In EMT training, Susan learned how to manage emergency situations and critical patients, from cardiac and respiratory emergencies to blood stoppage, along with cardiopulmonary resuscitation (CPR).

“I aspired to be a paid firefighter, but sometimes your life takes you down a different path.”

Feltner was in a car wreck when she was about 20 years old, forced to alter her course after three years as a firefighter.

“Before the accident, I was gung-ho about going on a roof and not worrying about those things so much, but once you get hurt like that, it puts the fear of God in you not to want to get hurt like that again,” she said. “I had my heart set on being a firefighter, so I had to begin the search for what I wanted to do instead. What now? I knew what I wanted to be the rest of my life, and when that wasn’t going to happen, I had to find something else — I was feeling my way through to see what fit.”

After a few years as a recruiter and then a contract manager for travel nurses, Feltner finally decided not to let her medical knowledge go to waste.

“I was sending nurses all over the country to nursing positions, and I thought that’s something I want to do. I want to go back to school to become a nurse.”

And Susan found something in nursing she hadn’t expected — the connection with the residents.

“I remember when I first became a nurse, I was in a hospital working with patients and saw nurses crying and visibly upset when something went wrong with a patient, and I couldn’t understand how they got so close. When you’re an EMT, you’re used to not knowing the person you’re caring for. Everything is clinical, and all you’re thinking about is doing whatever you can to get them to the hospital and keep them stable. Nursing is so different.”

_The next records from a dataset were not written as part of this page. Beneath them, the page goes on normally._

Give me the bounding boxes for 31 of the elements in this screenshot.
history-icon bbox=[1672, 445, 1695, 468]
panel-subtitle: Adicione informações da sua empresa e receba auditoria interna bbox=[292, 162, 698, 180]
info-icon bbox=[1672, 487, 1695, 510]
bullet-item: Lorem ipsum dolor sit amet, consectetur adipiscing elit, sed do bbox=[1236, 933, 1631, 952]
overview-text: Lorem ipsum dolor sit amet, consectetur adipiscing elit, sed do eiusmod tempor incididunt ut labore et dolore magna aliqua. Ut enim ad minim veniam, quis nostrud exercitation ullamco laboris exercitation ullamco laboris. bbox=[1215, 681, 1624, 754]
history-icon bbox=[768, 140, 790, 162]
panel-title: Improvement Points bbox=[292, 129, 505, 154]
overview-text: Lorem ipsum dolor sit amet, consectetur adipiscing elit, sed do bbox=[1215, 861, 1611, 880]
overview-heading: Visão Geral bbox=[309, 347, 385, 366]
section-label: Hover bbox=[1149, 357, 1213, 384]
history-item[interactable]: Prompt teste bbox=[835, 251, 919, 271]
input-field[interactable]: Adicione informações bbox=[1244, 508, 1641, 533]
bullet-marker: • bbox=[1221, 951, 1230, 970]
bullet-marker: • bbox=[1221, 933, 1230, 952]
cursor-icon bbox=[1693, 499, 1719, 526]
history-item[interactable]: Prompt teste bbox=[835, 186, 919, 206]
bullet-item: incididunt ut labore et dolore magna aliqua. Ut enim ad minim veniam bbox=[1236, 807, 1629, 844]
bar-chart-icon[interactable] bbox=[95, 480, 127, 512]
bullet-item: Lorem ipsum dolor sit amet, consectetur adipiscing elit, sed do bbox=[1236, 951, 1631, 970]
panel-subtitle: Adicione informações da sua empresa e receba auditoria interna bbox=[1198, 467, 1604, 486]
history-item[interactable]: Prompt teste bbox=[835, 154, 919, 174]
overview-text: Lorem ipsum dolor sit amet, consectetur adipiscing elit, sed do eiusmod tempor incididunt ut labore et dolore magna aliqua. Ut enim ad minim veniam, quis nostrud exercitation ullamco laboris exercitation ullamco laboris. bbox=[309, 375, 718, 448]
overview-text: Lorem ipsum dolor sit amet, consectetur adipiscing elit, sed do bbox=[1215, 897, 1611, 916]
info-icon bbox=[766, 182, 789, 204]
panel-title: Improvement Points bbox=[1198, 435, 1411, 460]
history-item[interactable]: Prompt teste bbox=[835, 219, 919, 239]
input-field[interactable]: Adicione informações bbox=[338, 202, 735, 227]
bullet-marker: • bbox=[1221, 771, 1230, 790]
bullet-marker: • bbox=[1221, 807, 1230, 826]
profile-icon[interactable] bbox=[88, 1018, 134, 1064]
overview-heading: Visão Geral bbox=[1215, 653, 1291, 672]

It is that difference and that building of relationships with people Susan loves so much.

“Nursing has become so much more to me than I ever thought it could be. You get so close with residents and their families, and it feels really good when you can help them get home and lead a better life.”

As a little girl, Feltner hoped to do something with her life that would help people and make an impact on their lives. And she is.

“I love CarDon, and I know I’m in the right place.”

Proving some of the best things in life are those you never expected.